TIME Falkland Islands

Argentina Proposes Talks With Britain on the Future of the Falkland Islands

The northeast coast of Pebble Island
Dea/R. Valterza—De Agostini/Getty Images The northeast coast of Pebble Island, Falkland Islands, British Overseas Territory

The disputed archipelago, currently ruled by Britain, was the object of a 1982 war between the two countries

The British government has been invited by its Argentine counterpart to enter into diplomatic negotiations over the future of the Falkland Islands, which Argentina calls the Malvinas.

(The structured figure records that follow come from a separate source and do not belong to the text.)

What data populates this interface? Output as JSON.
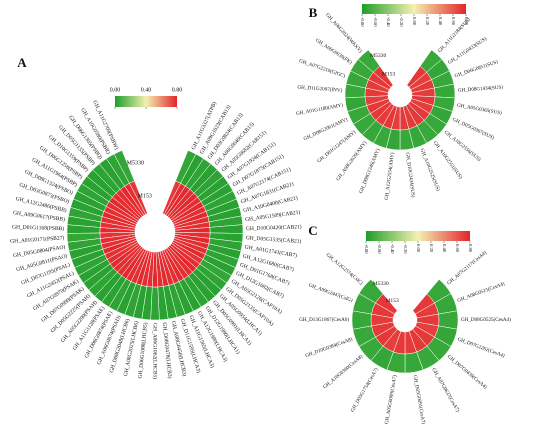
{
  "chart_data": [
    {
      "type": "circular-heatmap",
      "panel_label": "A",
      "categories": [
        "GH_A11G3327(ATPB)",
        "GH_A09G1023(CAB13)",
        "GH_D03G0824(CAB13)",
        "GH_A06G0640(CAB13)",
        "GH_A05G0682(CAB151)",
        "GH_A07G1924(CAB151)",
        "GH_D07G1875(CAB151)",
        "GH_A07G2174(CAB151)",
        "GH_A07G1831(CAB21)",
        "GH_A10G0400(CAB21)",
        "GH_A05G1509(CAB21)",
        "GH_D10G0420(CAB21)",
        "GH_D05G1535(CAB21)",
        "GH_A01G1741(CAB7)",
        "GH_A12G1680(CAB7)",
        "GH_D01G1768(CAB7)",
        "GH_D12G1682(CAB7)",
        "GH_A05G2126(CAP10A)",
        "GH_D05G2135(CAP10A)",
        "GH_A05G0954(LHCA1)",
        "GH_D05G0991(LHCA1)",
        "GH_D12G1980(LHCA1)",
        "GH_A12G1980(LHCA3)",
        "GH_A11G1565(LHCA3)",
        "GH_D11G1595(LHCA3)",
        "GH_A08G0450(LHCB3)",
        "GH_D08G0478(LHCB3)",
        "GH_A06G1062(LHCB5)",
        "GH_D06G1088(LHCB5)",
        "GH_A08G2025(LHCB6)",
        "GH_D08G2048(LHCB6)",
        "GH_A06G0874(PSAD)",
        "GH_D06G0874(PSAE)",
        "GH_A11G1128(PSAE)",
        "GH_A05G2200(PSAH)",
        "GH_D05G2225(PSAH)",
        "GH_D07G0999(PSAK)",
        "GH_A07G0970(PSAK)",
        "GH_A11G2452(PSAL)",
        "GH_D07G1195(PSAL)",
        "GH_A05G0811(PSAO)",
        "GH_D05G0804(PSAO)",
        "GH_A01G0171(PSB27)",
        "GH_D01G1168(PSBB)",
        "GH_A09G0617(PSBB)",
        "GH_A12G2486(PSBB)",
        "GH_D03G0873(PSBO)",
        "GH_D08G1324(PSBO)",
        "GH_A11G1964(PSBP)",
        "GH_D06G1258(PSBP)",
        "GH_D10G1359(PSBP)",
        "GH_D05G1135(PSBP)",
        "GH_D06G1305(PSBQ)",
        "GH_A10G0580(PSBR)",
        "GH_A11G2709(PSBW)"
      ],
      "series": [
        {
          "name": "M5330",
          "values": [
            0.04,
            0.02,
            0.03,
            0.02,
            0.03,
            0.02,
            0.02,
            0.03,
            0.02,
            0.02,
            0.03,
            0.02,
            0.02,
            0.03,
            0.02,
            0.03,
            0.02,
            0.04,
            0.03,
            0.02,
            0.02,
            0.03,
            0.02,
            0.02,
            0.03,
            0.02,
            0.02,
            0.03,
            0.02,
            0.02,
            0.03,
            0.02,
            0.03,
            0.02,
            0.02,
            0.03,
            0.02,
            0.02,
            0.03,
            0.02,
            0.02,
            0.03,
            0.04,
            0.02,
            0.02,
            0.03,
            0.02,
            0.02,
            0.03,
            0.02,
            0.02,
            0.03,
            0.02,
            0.03,
            0.04
          ]
        },
        {
          "name": "M153",
          "values": [
            0.76,
            0.78,
            0.79,
            0.78,
            0.79,
            0.78,
            0.79,
            0.78,
            0.79,
            0.78,
            0.78,
            0.79,
            0.78,
            0.79,
            0.78,
            0.78,
            0.79,
            0.77,
            0.78,
            0.79,
            0.78,
            0.78,
            0.79,
            0.78,
            0.78,
            0.79,
            0.78,
            0.79,
            0.78,
            0.78,
            0.79,
            0.78,
            0.78,
            0.79,
            0.78,
            0.78,
            0.79,
            0.78,
            0.78,
            0.79,
            0.78,
            0.78,
            0.77,
            0.79,
            0.78,
            0.78,
            0.79,
            0.78,
            0.78,
            0.79,
            0.78,
            0.78,
            0.79,
            0.78,
            0.76
          ]
        }
      ],
      "colorbar": {
        "lim": [
          0,
          0.8
        ],
        "colors": [
          "#1e9e2a",
          "#f4f0b0",
          "#e3242b"
        ],
        "ticks": [
          {
            "value": 0,
            "label": "0.00"
          },
          {
            "value": 0.4,
            "label": "0.40"
          },
          {
            "value": 0.8,
            "label": "0.80"
          }
        ]
      }
    },
    {
      "type": "circular-heatmap",
      "panel_label": "B",
      "categories": [
        "GH_A11G2184(SUS)",
        "GH_A11G0433(SUS)",
        "GH_D06G0851(SUS)",
        "GH_D08G1434(SUS)",
        "GH_A05G0365(SUS)",
        "GH_D05G0367(SUS)",
        "GH_A10G2556(SUS)",
        "GH_A10G2551(SUS)",
        "GH_A10G2525(SUS)",
        "GH_D10G2434(SUS)",
        "GH_A12G2554(AMY)",
        "GH_D08G1246(AMY)",
        "GH_A08G2020(AMY)",
        "GH_D01G1247(AMY)",
        "GH_D08G2061(AMY)",
        "GH_A01G1180(AMY)",
        "GH_D11G2097(INV)",
        "GH_A07G2210(GIGC)",
        "GH_A06G0039(FK)",
        "GH_A06G2024(WAXY)"
      ],
      "series": [
        {
          "name": "M5330",
          "values": [
            -0.7,
            -0.72,
            -0.7,
            -0.71,
            -0.7,
            -0.72,
            -0.7,
            -0.7,
            -0.71,
            -0.7,
            -0.72,
            -0.7,
            -0.71,
            -0.7,
            -0.7,
            -0.72,
            -0.7,
            -0.71,
            -0.7,
            -0.7
          ]
        },
        {
          "name": "M153",
          "values": [
            0.72,
            0.7,
            0.72,
            0.71,
            0.72,
            0.7,
            0.72,
            0.72,
            0.71,
            0.72,
            0.7,
            0.72,
            0.71,
            0.72,
            0.72,
            0.7,
            0.72,
            0.71,
            0.72,
            0.72
          ]
        }
      ],
      "colorbar": {
        "lim": [
          -0.8,
          0.8
        ],
        "colors": [
          "#1e9e2a",
          "#f4f0b0",
          "#e3242b"
        ],
        "ticks": [
          {
            "value": -0.8,
            "label": "-0.80"
          },
          {
            "value": -0.6,
            "label": "-0.60"
          },
          {
            "value": -0.4,
            "label": "-0.40"
          },
          {
            "value": -0.2,
            "label": "-0.20"
          },
          {
            "value": 0,
            "label": "0.00"
          },
          {
            "value": 0.2,
            "label": "0.20"
          },
          {
            "value": 0.4,
            "label": "0.40"
          },
          {
            "value": 0.6,
            "label": "0.60"
          },
          {
            "value": 0.8,
            "label": "0.80"
          }
        ]
      }
    },
    {
      "type": "circular-heatmap",
      "panel_label": "C",
      "categories": [
        "GH_A07G2117(CesA4)",
        "GH_A08G0515(CesA4)",
        "GH_D08G0525(CesA4)",
        "GH_D07G2262(CesA4)",
        "GH_D07G0439(CesA4)",
        "GH_A07G0637(CesA7)",
        "GH_D05G0091(CesA7)",
        "GH_A05G0089(CesA7)",
        "GH_D05G1754(CesA7)",
        "GH_A10G0360(CesA8)",
        "GH_D10G0384(CesA8)",
        "GH_D13G1867(CesA6)",
        "GH_A09G2447(CslG)",
        "GH_A12G2574(CslC)"
      ],
      "series": [
        {
          "name": "M5330",
          "values": [
            -0.7,
            -0.71,
            -0.7,
            -0.72,
            -0.7,
            -0.7,
            -0.71,
            -0.7,
            -0.72,
            -0.7,
            -0.7,
            -0.71,
            -0.7,
            -0.7
          ]
        },
        {
          "name": "M153",
          "values": [
            0.72,
            0.71,
            0.72,
            0.7,
            0.72,
            0.72,
            0.71,
            0.72,
            0.7,
            0.72,
            0.72,
            0.71,
            0.72,
            0.72
          ]
        }
      ],
      "colorbar": {
        "lim": [
          -0.8,
          0.8
        ],
        "colors": [
          "#1e9e2a",
          "#f4f0b0",
          "#e3242b"
        ],
        "ticks": [
          {
            "value": -0.8,
            "label": "-0.80"
          },
          {
            "value": -0.6,
            "label": "-0.60"
          },
          {
            "value": -0.4,
            "label": "-0.40"
          },
          {
            "value": -0.2,
            "label": "-0.20"
          },
          {
            "value": 0,
            "label": "0.00"
          },
          {
            "value": 0.2,
            "label": "0.20"
          },
          {
            "value": 0.4,
            "label": "0.40"
          },
          {
            "value": 0.6,
            "label": "0.60"
          },
          {
            "value": 0.8,
            "label": "0.80"
          }
        ]
      }
    }
  ]
}
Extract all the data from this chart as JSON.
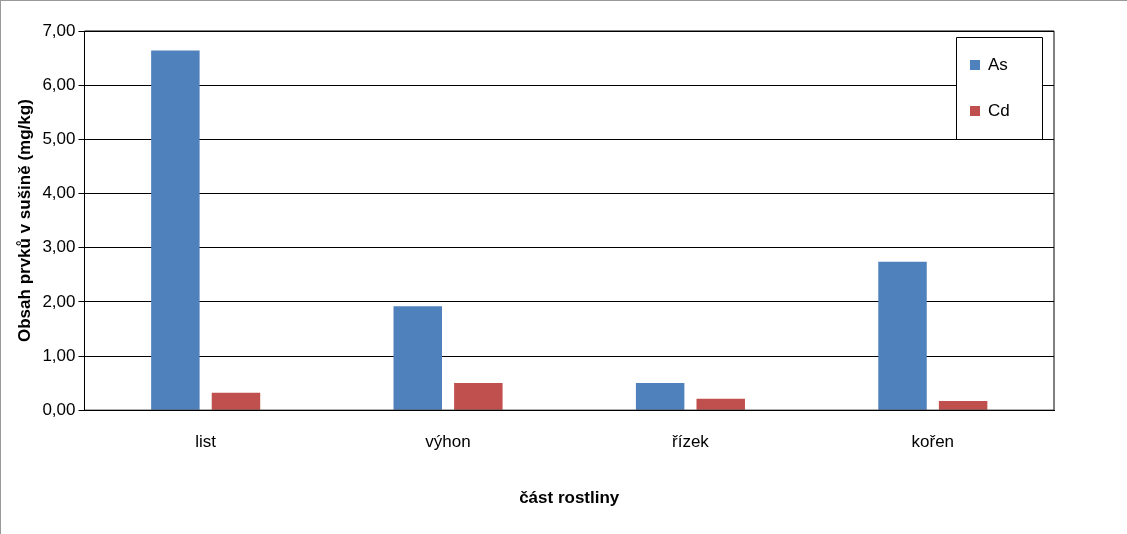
{
  "chart_data": {
    "type": "bar",
    "xlabel": "část rostliny",
    "ylabel": "Obsah prvků v sušině (mg/kg)",
    "categories": [
      "list",
      "výhon",
      "řízek",
      "kořen"
    ],
    "series": [
      {
        "name": "As",
        "color": "#4f81bd",
        "values": [
          6.64,
          1.92,
          0.5,
          2.74
        ]
      },
      {
        "name": "Cd",
        "color": "#c0504d",
        "values": [
          0.32,
          0.5,
          0.21,
          0.17
        ]
      }
    ],
    "ylim": [
      0,
      7
    ],
    "yticks": [
      {
        "value": 0,
        "label": "0,00"
      },
      {
        "value": 1,
        "label": "1,00"
      },
      {
        "value": 2,
        "label": "2,00"
      },
      {
        "value": 3,
        "label": "3,00"
      },
      {
        "value": 4,
        "label": "4,00"
      },
      {
        "value": 5,
        "label": "5,00"
      },
      {
        "value": 6,
        "label": "6,00"
      },
      {
        "value": 7,
        "label": "7,00"
      }
    ],
    "grid": "y",
    "legend": "top right"
  }
}
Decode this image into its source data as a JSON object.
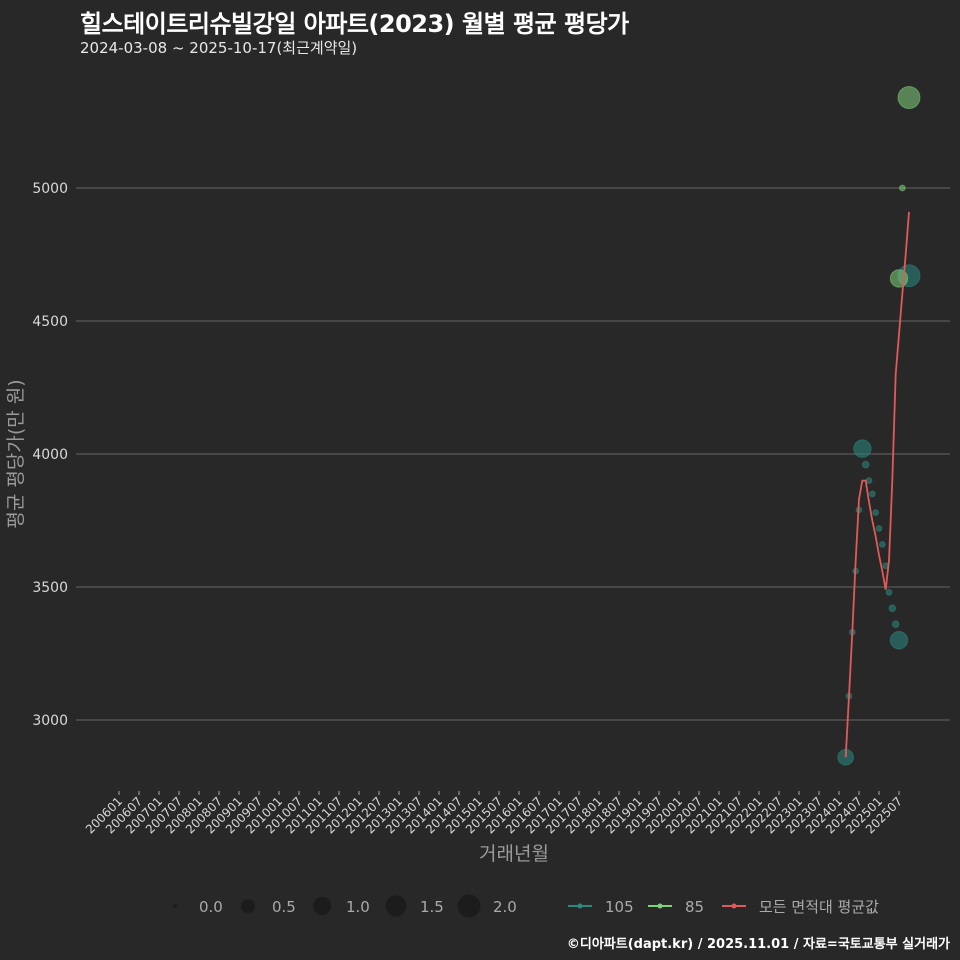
{
  "header": {
    "title": "힐스테이트리슈빌강일 아파트(2023) 월별 평균 평당가",
    "subtitle": "2024-03-08 ~ 2025-10-17(최근계약일)"
  },
  "footer": {
    "credit": "©디아파트(dapt.kr) / 2025.11.01 / 자료=국토교통부 실거래가"
  },
  "colors": {
    "background": "#282828",
    "grid": "#5a5a5a",
    "series_105": "#2a8a80",
    "series_85": "#7fd07a",
    "series_all": "#e05a5a"
  },
  "legend": {
    "size_title": "",
    "sizes": [
      "0.0",
      "0.5",
      "1.0",
      "1.5",
      "2.0"
    ],
    "series": [
      "105",
      "85",
      "모든 면적대 평균값"
    ]
  },
  "chart_data": {
    "type": "scatter",
    "title": "힐스테이트리슈빌강일 아파트(2023) 월별 평균 평당가",
    "subtitle": "2024-03-08 ~ 2025-10-17(최근계약일)",
    "xlabel": "거래년월",
    "ylabel": "평균 평당가(만 원)",
    "ylim": [
      2780,
      5380
    ],
    "yticks": [
      3000,
      3500,
      4000,
      4500,
      5000
    ],
    "xticks": [
      "200601",
      "200607",
      "200701",
      "200707",
      "200801",
      "200807",
      "200901",
      "200907",
      "201001",
      "201007",
      "201101",
      "201107",
      "201201",
      "201207",
      "201301",
      "201307",
      "201401",
      "201407",
      "201501",
      "201507",
      "201601",
      "201607",
      "201701",
      "201707",
      "201801",
      "201807",
      "201901",
      "201907",
      "202001",
      "202007",
      "202101",
      "202107",
      "202201",
      "202207",
      "202301",
      "202307",
      "202401",
      "202407",
      "202501",
      "202507"
    ],
    "grid": true,
    "legend_position": "bottom",
    "series": [
      {
        "name": "105",
        "points": [
          {
            "x": "202403",
            "y": 2860,
            "size": 1.3
          },
          {
            "x": "202404",
            "y": 3090,
            "size": 0.2
          },
          {
            "x": "202405",
            "y": 3330,
            "size": 0.2
          },
          {
            "x": "202406",
            "y": 3560,
            "size": 0.2
          },
          {
            "x": "202407",
            "y": 3790,
            "size": 0.2
          },
          {
            "x": "202408",
            "y": 4020,
            "size": 1.5
          },
          {
            "x": "202409",
            "y": 3960,
            "size": 0.3
          },
          {
            "x": "202410",
            "y": 3900,
            "size": 0.2
          },
          {
            "x": "202411",
            "y": 3850,
            "size": 0.2
          },
          {
            "x": "202412",
            "y": 3780,
            "size": 0.2
          },
          {
            "x": "202501",
            "y": 3720,
            "size": 0.2
          },
          {
            "x": "202502",
            "y": 3660,
            "size": 0.2
          },
          {
            "x": "202503",
            "y": 3580,
            "size": 0.2
          },
          {
            "x": "202504",
            "y": 3480,
            "size": 0.2
          },
          {
            "x": "202505",
            "y": 3420,
            "size": 0.3
          },
          {
            "x": "202506",
            "y": 3360,
            "size": 0.3
          },
          {
            "x": "202507",
            "y": 3300,
            "size": 1.5
          },
          {
            "x": "202510",
            "y": 4670,
            "size": 2.0
          }
        ]
      },
      {
        "name": "85",
        "points": [
          {
            "x": "202507",
            "y": 4660,
            "size": 1.5
          },
          {
            "x": "202508",
            "y": 5000,
            "size": 0.2
          },
          {
            "x": "202510",
            "y": 5340,
            "size": 2.0
          }
        ]
      },
      {
        "name": "모든 면적대 평균값",
        "points": [
          {
            "x": "202403",
            "y": 2860
          },
          {
            "x": "202404",
            "y": 3090
          },
          {
            "x": "202405",
            "y": 3330
          },
          {
            "x": "202406",
            "y": 3600
          },
          {
            "x": "202407",
            "y": 3830
          },
          {
            "x": "202408",
            "y": 3900
          },
          {
            "x": "202409",
            "y": 3900
          },
          {
            "x": "202410",
            "y": 3820
          },
          {
            "x": "202411",
            "y": 3750
          },
          {
            "x": "202412",
            "y": 3690
          },
          {
            "x": "202501",
            "y": 3620
          },
          {
            "x": "202502",
            "y": 3560
          },
          {
            "x": "202503",
            "y": 3490
          },
          {
            "x": "202504",
            "y": 3600
          },
          {
            "x": "202505",
            "y": 3900
          },
          {
            "x": "202506",
            "y": 4300
          },
          {
            "x": "202507",
            "y": 4450
          },
          {
            "x": "202508",
            "y": 4600
          },
          {
            "x": "202509",
            "y": 4750
          },
          {
            "x": "202510",
            "y": 4910
          }
        ]
      }
    ]
  }
}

The Guardian cited a statement from the Argentine Foreign Ministry, under the direction of the country’s new conservative government, which said the U.K. had been invited to “resume as soon as possible negotiations aimed at settling fairly and definitively, the sovereignty dispute over the Malvinas (Falklands) islands, South Georgia, South Sandwich islands and surrounding territorial seas.”

The archipelago, about 300 miles (500 km) off the Argentine coast, was the object of a war between Argentina and the U.K. in 1982. Hundreds of British and Argentine troops — the latter mostly young conscripts — died in the conflict.

Whitehall has long asserted sovereignty to the islands, which it considers an overseas territory, as has Buenos Aires, which maintains that it inherited them from Spain upon the ending of colonial rule.